外からは普通のオフィスがありそうな、そのビルの中はまるでスペインのアルハンブラ宮殿のような壮観な内装で、壁全体に彫刻が施され天井には神々しいシャンデリアが吊るされ照明一つとってみても溜息がでるような美しさがあった。にもかかわらず、なぜか右側に巨大な狸の置物が置いてあるのだ。
まさに雰囲気ぶち壊しである。
さらに少し進むと左側に階段があり、右側には故障中と書かれた張り紙の張ってあるエレベーターがあった。
「すいません、今ちょっとエレベーター壊れてましてほんとに申し訳ないのですが階段で3階まで登っていただくことになります。」
前を歩く男が振り返って謝った。
「大丈夫ですよ。いい運動になりますしね。」
軽く謝罪を流してその男の顔を見た。入ってきた時は目を隠すような前髪のせいで気づかなかったがその男はどうやら片目の色が違うようで薄い灰色をしていたのが印象的で、背が高い痩身で前髪が長いこともあり若干病的に見えるが、話し方や雰囲気から男の性格は明るくとても気さくな人物のように感じられた。

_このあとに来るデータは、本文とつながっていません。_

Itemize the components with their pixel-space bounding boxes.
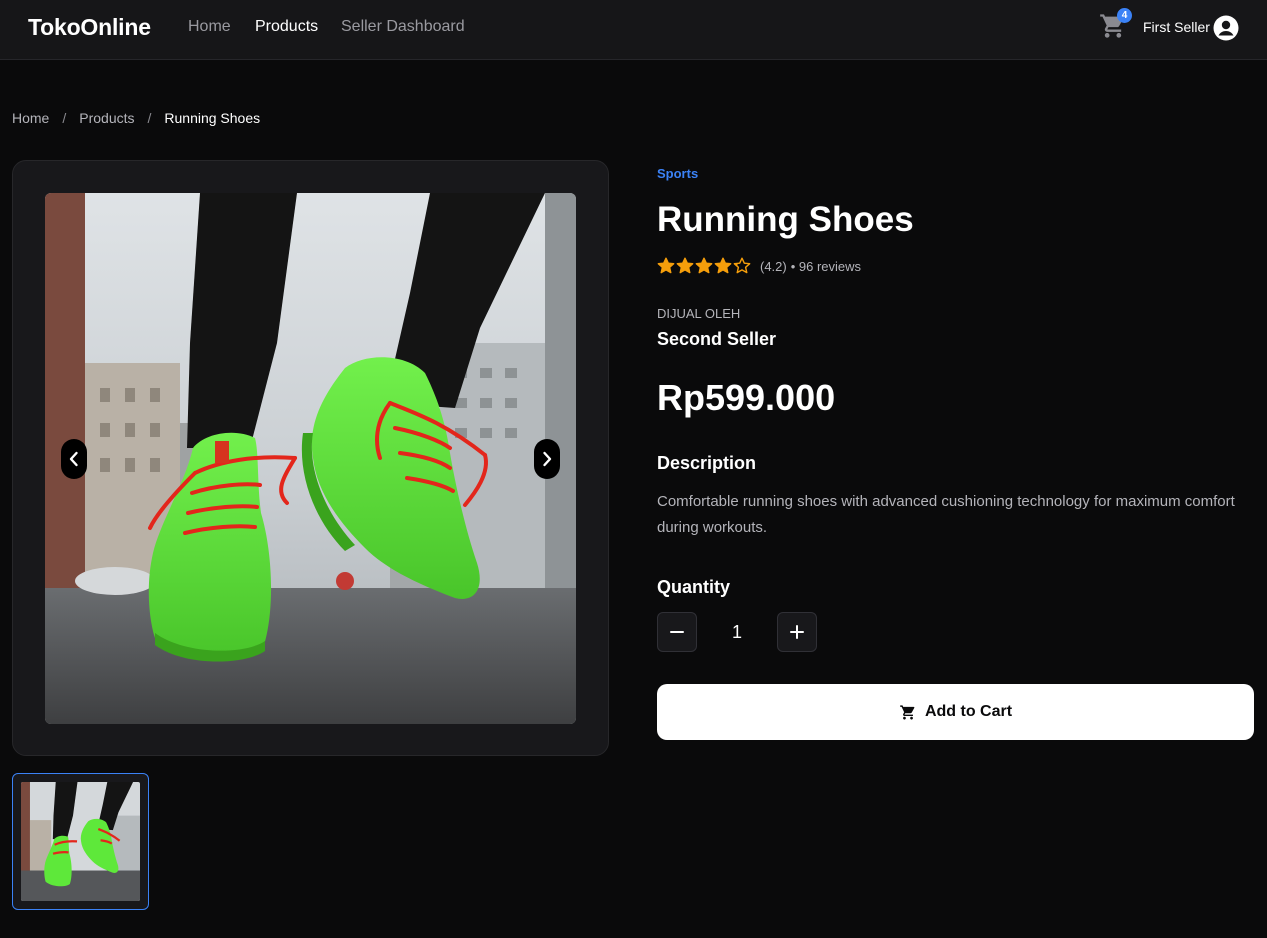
breadcrumb-home[interactable]: Home — [12, 110, 49, 126]
product-price: Rp599.000 — [657, 377, 836, 418]
star-icon — [733, 257, 751, 274]
shopping-cart-icon — [900, 704, 915, 720]
cart-count-badge: 4 — [1117, 8, 1132, 23]
sold-by-label: DIJUAL OLEH — [657, 306, 741, 321]
breadcrumb: Home / Products / Running Shoes — [12, 110, 260, 126]
product-gallery — [12, 160, 609, 756]
star-icon — [657, 257, 675, 274]
thumbnail-image — [21, 782, 140, 901]
quantity-increase-button[interactable] — [777, 612, 817, 652]
top-navbar: TokoOnline Home Products Seller Dashboar… — [0, 0, 1267, 60]
nav-home[interactable]: Home — [188, 18, 231, 36]
add-to-cart-button[interactable]: Add to Cart — [657, 684, 1254, 740]
quantity-decrease-button[interactable] — [657, 612, 697, 652]
minus-icon — [670, 631, 684, 633]
product-title: Running Shoes — [657, 200, 914, 239]
product-main-image — [45, 193, 576, 724]
star-icon — [714, 257, 732, 274]
breadcrumb-separator: / — [62, 110, 67, 126]
product-thumbnail[interactable] — [12, 773, 149, 910]
plus-icon — [790, 625, 804, 639]
description-heading: Description — [657, 453, 757, 473]
brand-logo[interactable]: TokoOnline — [28, 14, 151, 41]
rating-value: (4.2) — [760, 258, 787, 274]
chevron-right-icon[interactable] — [534, 439, 560, 479]
star-rating — [657, 257, 752, 275]
breadcrumb-current: Running Shoes — [164, 110, 261, 126]
seller-name[interactable]: Second Seller — [657, 329, 776, 350]
description-text: Comfortable running shoes with advanced … — [657, 493, 1235, 536]
star-icon — [676, 257, 694, 274]
quantity-value[interactable]: 1 — [697, 622, 777, 643]
breadcrumb-products[interactable]: Products — [79, 110, 134, 126]
quantity-heading: Quantity — [657, 577, 731, 597]
product-category-link[interactable]: Sports — [657, 166, 698, 181]
product-rating: (4.2) • 96 reviews — [657, 257, 861, 275]
nav-products[interactable]: Products — [255, 18, 318, 36]
star-icon — [695, 257, 713, 274]
user-name[interactable]: First Seller — [1143, 19, 1210, 35]
review-count: • 96 reviews — [790, 258, 862, 274]
nav-seller-dashboard[interactable]: Seller Dashboard — [341, 18, 465, 36]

階段を上がって2階を通ると、そこには鉄製の大きな扉とその横に小さな椅子が置いてあった。少し気になったものの特に何も言うことはなく、ようやく3階に到着した。
3階の廊下を歩き、いくつかの扉を通り過ぎて一番奥の扉にたどり着いた。
男がその扉を開き一緒に中に入るとやはりそこにはやはり美しい内装とシャンデリアに飾り付けられ、その雰囲気を壊さない優美な机と椅子、ソファーなどが並んでいた。